Starting at: World Council of Credit Unions
Then proceeding to: Corporación Fondo de Estabilización y Garantía
de Cooperativas de Ahorro y Crédito de Panamá, R.L.
We arrive at COFEP's site.
"El fondo de garantía ha cubierto 3 quiebras de cooperativas, desembolsando más de B/110,000 en ahorros acumulados por sus asociados."
"El objetivo del Fondo de Garantía es devolver las cuotas de aportaciones y ahorros netas que no han sido satisfechas a los asociados de una cooperativa que cierra por insolvencia, hasta la suma de B/.7,000 por asociado. La experiencia ha sido muy satisfactoria, al resarcir solamente 3 cooperativas durante 17 años de operaciones."
See: http://www.cofep.com/historia.html for more background on COFEP.
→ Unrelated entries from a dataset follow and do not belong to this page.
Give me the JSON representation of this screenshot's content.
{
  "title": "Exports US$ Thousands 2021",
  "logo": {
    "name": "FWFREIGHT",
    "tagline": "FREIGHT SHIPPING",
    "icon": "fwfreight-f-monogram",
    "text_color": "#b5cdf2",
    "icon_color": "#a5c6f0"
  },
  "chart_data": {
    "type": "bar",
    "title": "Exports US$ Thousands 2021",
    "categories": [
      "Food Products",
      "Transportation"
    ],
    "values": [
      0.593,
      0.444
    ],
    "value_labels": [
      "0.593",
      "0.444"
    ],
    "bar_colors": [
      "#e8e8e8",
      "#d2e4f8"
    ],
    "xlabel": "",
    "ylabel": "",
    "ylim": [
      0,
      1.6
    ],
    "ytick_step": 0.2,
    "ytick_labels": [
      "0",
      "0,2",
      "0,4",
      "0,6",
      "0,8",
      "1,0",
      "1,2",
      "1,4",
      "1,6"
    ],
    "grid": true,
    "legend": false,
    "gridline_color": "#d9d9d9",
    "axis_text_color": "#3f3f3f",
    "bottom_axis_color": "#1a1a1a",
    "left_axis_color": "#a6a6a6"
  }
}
There's a study out there that says there have been five. Since that same study also states that:
"el Fondo es totalmente voluntario y privado, sólo para las cooperativas afiliadas a la entidad",
the COFEP number may only include those closures covered by COFEP.
Or maybe the study refers to a different time period. The study says:
"fue utilizado en cinco oportunidades entre los años 1989 y 2003"
I would be less concerned about the past failures and more concerned about a company breaking the rules and getting caught and then acting smug about it as if there's nothing to see and everything is fine.
Due to the banking privacy laws being relaxed in Panama recently, there is a capital flight to safety which right now are credit unions. This feeding frenzy creates opportunity for independent brokers on commission (not employees of the company) to make money signing up new clients. Be careful of too good to be true sales pitches.